Part of being an SRE is engaging with other teams. Our infrastructure consists of hundreds of interconnected applications, so it’s rare that you’ll run into an issue that isn’t shared by multiple teams. Even if it’s a problem with your own application, it nearly always impacts someone else, either upstream or downstream. This is one of the reasons that LinkedIn’s career progression path documents specifically call out an increasing amount of interaction with teams both inside and outside of the company. As an example, some of my responsibilities that are not directly related to the application I run include leading our Site Reliability Technology Leadership Group, developing new standards for incident management across the entire company, and taking advantage of wonderful opportunities like these to talk with my peers in the industry about both Apache Kafka and site reliability engineering.
But when you make it a priority for your SREs to constantly improve themselves, and you must, you also need to accept that sometimes you need to let them go. At LinkedIn we frequently use the phrase “next play”. For any sports fans, the origin of this phrase is with college basketball, and a coach who would constantly emphasize “next play” every time his team completed a sequence. For us, it’s the same – you completed that project? Great, what’s the next play? But it also refers to your personal next play. As individuals, we must be constantly aware of what we need in our career, what the next logical step is. Sometimes this is movement within the company to a new team, and we make this very easy with clear guidelines and open doors for discussion. Sometimes it’s at another company. Either way, everyone must feel comfortable with discussing this with their management without fear, and management must support their engineers with making the changes that are right for that person first.

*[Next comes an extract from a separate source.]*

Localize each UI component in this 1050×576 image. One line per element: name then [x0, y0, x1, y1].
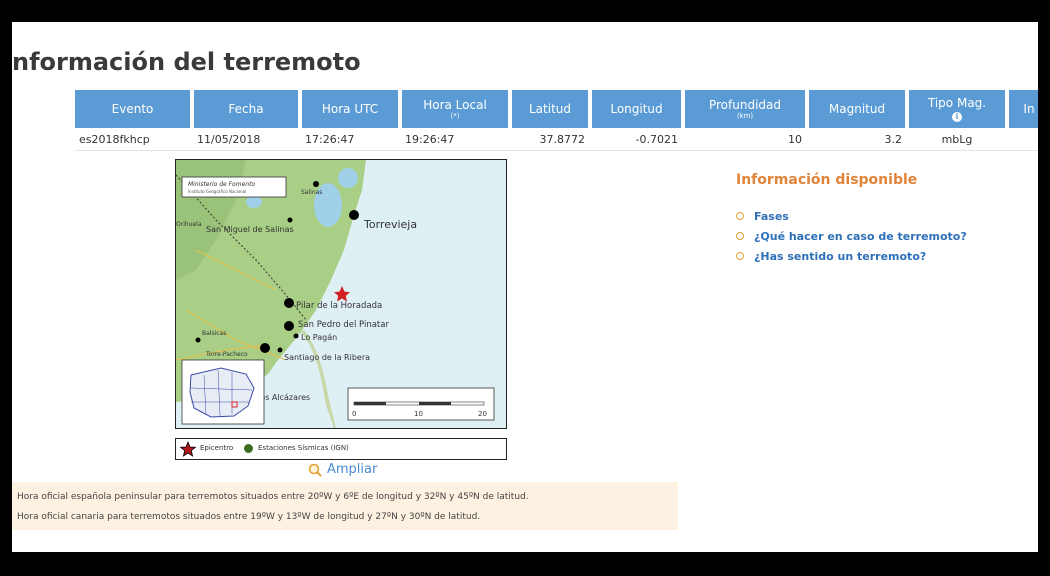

The most important thing to remember, though, is that culture starts at the top. I wouldn’t work here if I didn’t trust our entire team, from Satya Nadella on down. LinkedIn’s values are fully supported by Jeff, Kevin, and Mohak. Our site reliability organization has been built by David, Bruno Connelly, and the teams they have built. David Henke had something else that he said that I’d like to leave you with. You are only as good as your lieutenants. Leadership builds the team that supports their vision, and needs to trust them to execute on it. If nothing else, walk out of this room understanding that you need to be the change you wish to see in your company.

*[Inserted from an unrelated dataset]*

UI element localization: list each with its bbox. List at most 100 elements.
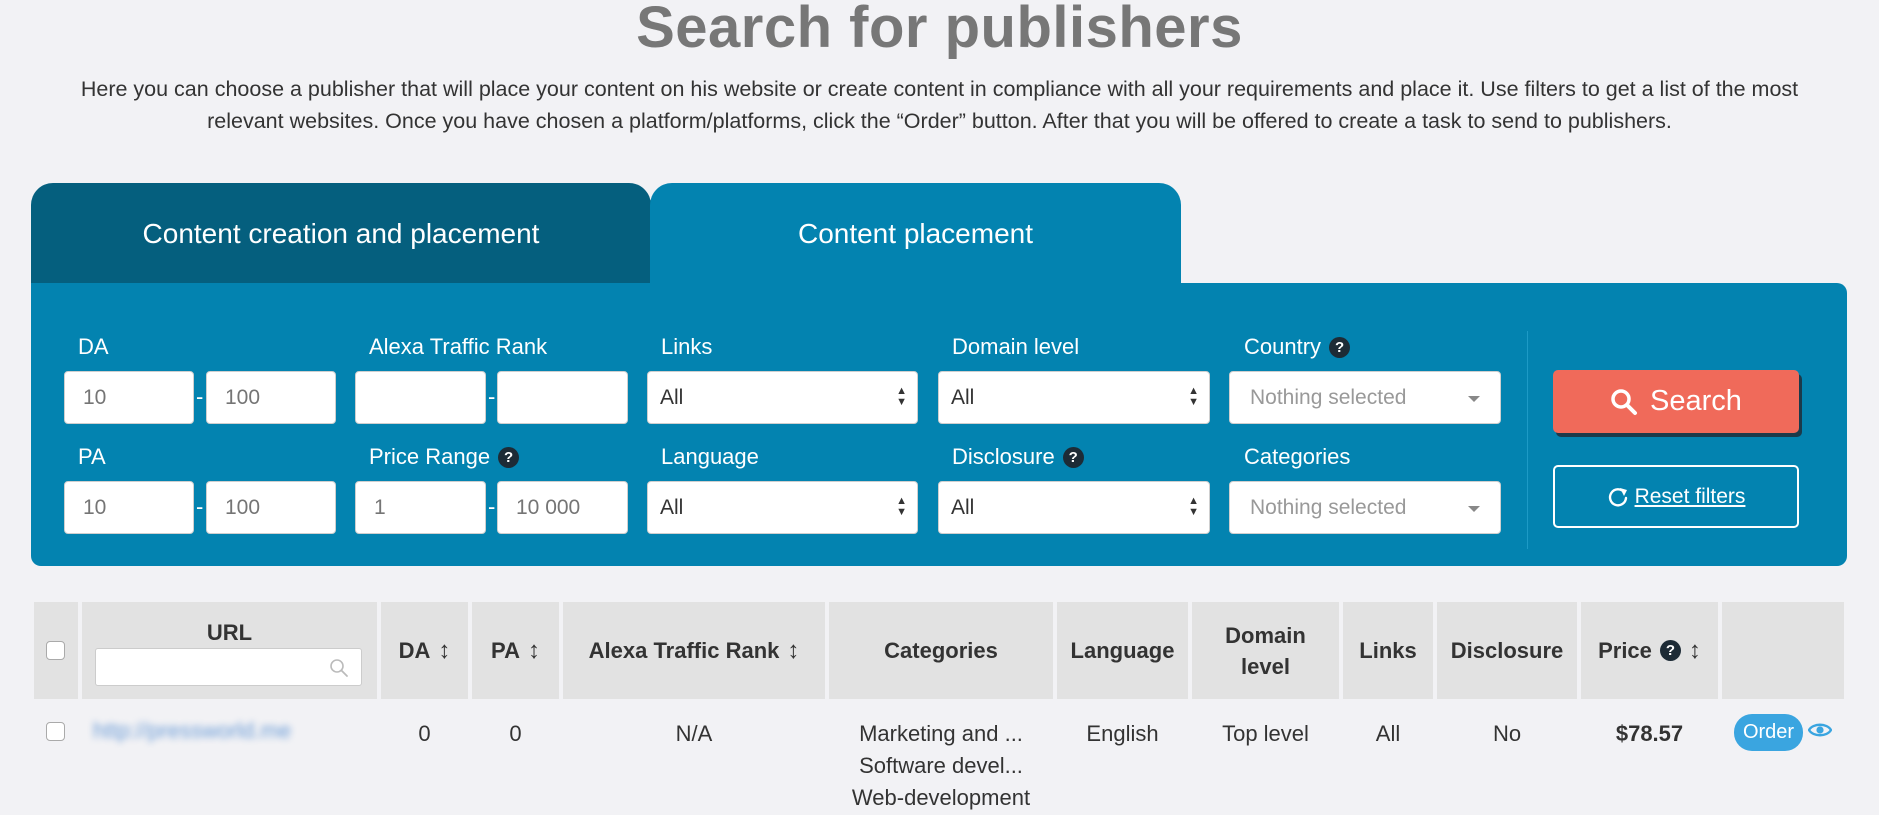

If you have more questions about SRE at LinkedIn, I encourage you to check out Ben’s post series titled Every Day is Monday in Operations. He collaborated with David Henke on this, and you’ll find it published on LinkedIn, of course. You should also check out Site Reliability Engineering, published by O’Reilly Media, which was authored by several SREs at Google. Keep in mind, of course, that neither of these will tell you exactly how SRE is supposed to work. They will only tell you how it works at LinkedIn and Google. You’ll need to take that information and figure out how it should look for you.